Sacto 9-1-1
March 5, 2013
Former private school principal ordered to stand trial on child molestation charges

By Sam Stanton
sstanton@sacbee.com

A judge on Tuesday ordered former principal Robert B. Adams to face trial on charges that he methodically and routinely molested young girls at his private school in Citrus Heights dating back to 1996.

After four days of testimony, Sacramento Superior Court Judge Kevin J. McCormick said he was satisfied there was enough evidence and ordered Adams to return to court on April 4.

Adams said he "absolutely" planned to retain defense attorney Linda Parisi as his lawyer.

Parisi said after court that she was disappointed but not surprised.

Adams faces six felony counts of molesting children and one misdemeanor charge.

During testimony Tuesday, one young woman told a detective that Adams would routinely place her on his lap at his Citrus Heights school and reach up under her shirt to rub her chest area.

A former teacher told another detective she took a young girl to him with a skinned knee and watched as his hand slid up from her knee to under her skirt.

The allegations came during the fourth day of a preliminary hearing for Adams, a jovial principal and owner of the Creative Frontiers K-6 school who is still referred to in court as "Mr. Bob."

McCormick ruled that enough evidence existed to order Adams to face trial.

The hearing concluded Tuesday following the testimony of Citrus Heights police Detective Nicole Garing, who recounted a conversation she had with a former teacher at the school.

Garing testified that as part of the 2011 investigation that led to the charges she interviewed former teacher Bethany Solomon, who indicated she had taken a girl between 2 and 3 years old to Adams' office for a skinned knee.

During the incident, which occurred years earlier, Solomon saw Adams start rubbing the girl's knee, then move his hand up further under the girl's skirt until only his little finger was visible, Garing said Solomon told her.

The teacher became "extremely uncomfortable," Garing said, and grabbed the girl, saying, "You're good, let's go."

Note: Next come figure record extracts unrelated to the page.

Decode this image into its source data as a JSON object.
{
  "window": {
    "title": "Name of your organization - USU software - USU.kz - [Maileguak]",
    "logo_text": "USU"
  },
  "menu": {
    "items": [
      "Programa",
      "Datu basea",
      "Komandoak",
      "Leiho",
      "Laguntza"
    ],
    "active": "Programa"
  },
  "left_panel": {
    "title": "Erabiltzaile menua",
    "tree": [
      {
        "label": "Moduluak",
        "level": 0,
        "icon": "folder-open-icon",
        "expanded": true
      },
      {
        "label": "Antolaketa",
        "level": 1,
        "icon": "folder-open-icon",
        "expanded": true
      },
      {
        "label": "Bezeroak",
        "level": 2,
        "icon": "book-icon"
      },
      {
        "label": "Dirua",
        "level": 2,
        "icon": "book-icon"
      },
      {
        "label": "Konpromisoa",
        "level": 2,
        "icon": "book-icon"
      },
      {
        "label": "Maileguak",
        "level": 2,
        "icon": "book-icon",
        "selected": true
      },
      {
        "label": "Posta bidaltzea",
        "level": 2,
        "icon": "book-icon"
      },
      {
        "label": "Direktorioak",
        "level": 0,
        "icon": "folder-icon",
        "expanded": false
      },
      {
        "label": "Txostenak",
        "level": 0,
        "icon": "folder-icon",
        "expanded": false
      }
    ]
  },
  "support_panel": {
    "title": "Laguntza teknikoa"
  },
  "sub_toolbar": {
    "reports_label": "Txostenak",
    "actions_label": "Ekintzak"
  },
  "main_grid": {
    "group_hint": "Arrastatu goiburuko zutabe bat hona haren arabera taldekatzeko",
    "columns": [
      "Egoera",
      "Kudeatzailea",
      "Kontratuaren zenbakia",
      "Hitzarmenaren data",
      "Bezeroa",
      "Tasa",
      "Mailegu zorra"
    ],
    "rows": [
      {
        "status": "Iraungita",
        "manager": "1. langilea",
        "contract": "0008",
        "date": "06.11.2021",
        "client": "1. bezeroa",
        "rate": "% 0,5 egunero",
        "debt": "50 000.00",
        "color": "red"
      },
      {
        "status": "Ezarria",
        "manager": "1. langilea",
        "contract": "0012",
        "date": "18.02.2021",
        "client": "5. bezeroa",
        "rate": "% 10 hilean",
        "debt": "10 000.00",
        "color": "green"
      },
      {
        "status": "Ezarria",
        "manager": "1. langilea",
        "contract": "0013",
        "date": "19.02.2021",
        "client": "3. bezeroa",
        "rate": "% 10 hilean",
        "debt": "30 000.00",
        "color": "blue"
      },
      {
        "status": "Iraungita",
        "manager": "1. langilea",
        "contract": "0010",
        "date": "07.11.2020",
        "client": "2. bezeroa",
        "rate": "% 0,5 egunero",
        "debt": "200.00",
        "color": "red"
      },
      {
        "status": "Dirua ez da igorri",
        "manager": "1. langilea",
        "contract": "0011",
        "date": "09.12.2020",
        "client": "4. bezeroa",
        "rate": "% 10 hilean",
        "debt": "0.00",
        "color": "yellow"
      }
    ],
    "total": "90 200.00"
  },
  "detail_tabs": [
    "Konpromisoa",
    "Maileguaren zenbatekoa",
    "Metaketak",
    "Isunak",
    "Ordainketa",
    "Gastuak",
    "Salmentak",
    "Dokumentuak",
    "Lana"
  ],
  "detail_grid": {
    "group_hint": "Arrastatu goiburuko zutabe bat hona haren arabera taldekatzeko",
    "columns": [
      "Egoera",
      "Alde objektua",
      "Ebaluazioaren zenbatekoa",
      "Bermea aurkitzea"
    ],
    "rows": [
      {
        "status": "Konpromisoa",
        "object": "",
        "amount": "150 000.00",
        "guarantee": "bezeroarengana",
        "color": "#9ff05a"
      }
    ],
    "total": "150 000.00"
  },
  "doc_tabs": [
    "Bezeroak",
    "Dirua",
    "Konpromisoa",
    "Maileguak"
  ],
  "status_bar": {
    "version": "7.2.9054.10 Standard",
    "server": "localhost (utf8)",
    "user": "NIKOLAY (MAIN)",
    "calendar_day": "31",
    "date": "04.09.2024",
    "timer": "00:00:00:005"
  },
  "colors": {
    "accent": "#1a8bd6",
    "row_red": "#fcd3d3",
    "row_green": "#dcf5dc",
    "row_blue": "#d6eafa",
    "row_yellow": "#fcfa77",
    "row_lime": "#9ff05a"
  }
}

Adams, 61, has denied any wrongdoing and Parisi noted that the teacher - who is required under state law to report any inappropriate behavior with children - never confronted Adams or reported the incident at the time.

The testimony was the latest to come as Parisi tried to counter evidence against her client and prosecutor Kevin Jones' attempts to show that Adams must face trial.

Earlier Tuesday, Citrus Heights police Detective William Sanderson concluded his testimony about interviews he did last month with two alleged victims. Both are 21-year-old women who were about 8 at the time of a 2000 investigation into claims that Adams had molested them.

That 2000 case did not result in charges, but the allegations are included in the current case.

Sanderson said one of the women told him that Adams used to put her on his lap in his office and place his hand under her shirt and rub her chest.

"She couldn't get away from him," Sanderson said of the girl, who was 6 or 7 and in the second grade. "She also stated she had to force her way away from him."

The alleged victim, now 21, said it happened every time she went to the office and that Adams would talk to her as he molested her.

"He said that she was a good girl and that the school was lucky to have her," Sanderson said.

But Parisi brought up a series of inconsistencies from both alleged victims' claims.

She noted that one of the women, as a girl in 2000, used a drawing of a naked girl to diagram where she was touched.

Parisi said the girl drew a circle around the area under her neck and around her stomach, not around her breast area, and got Sanderson to concede he didn't ask her about that discrepancy.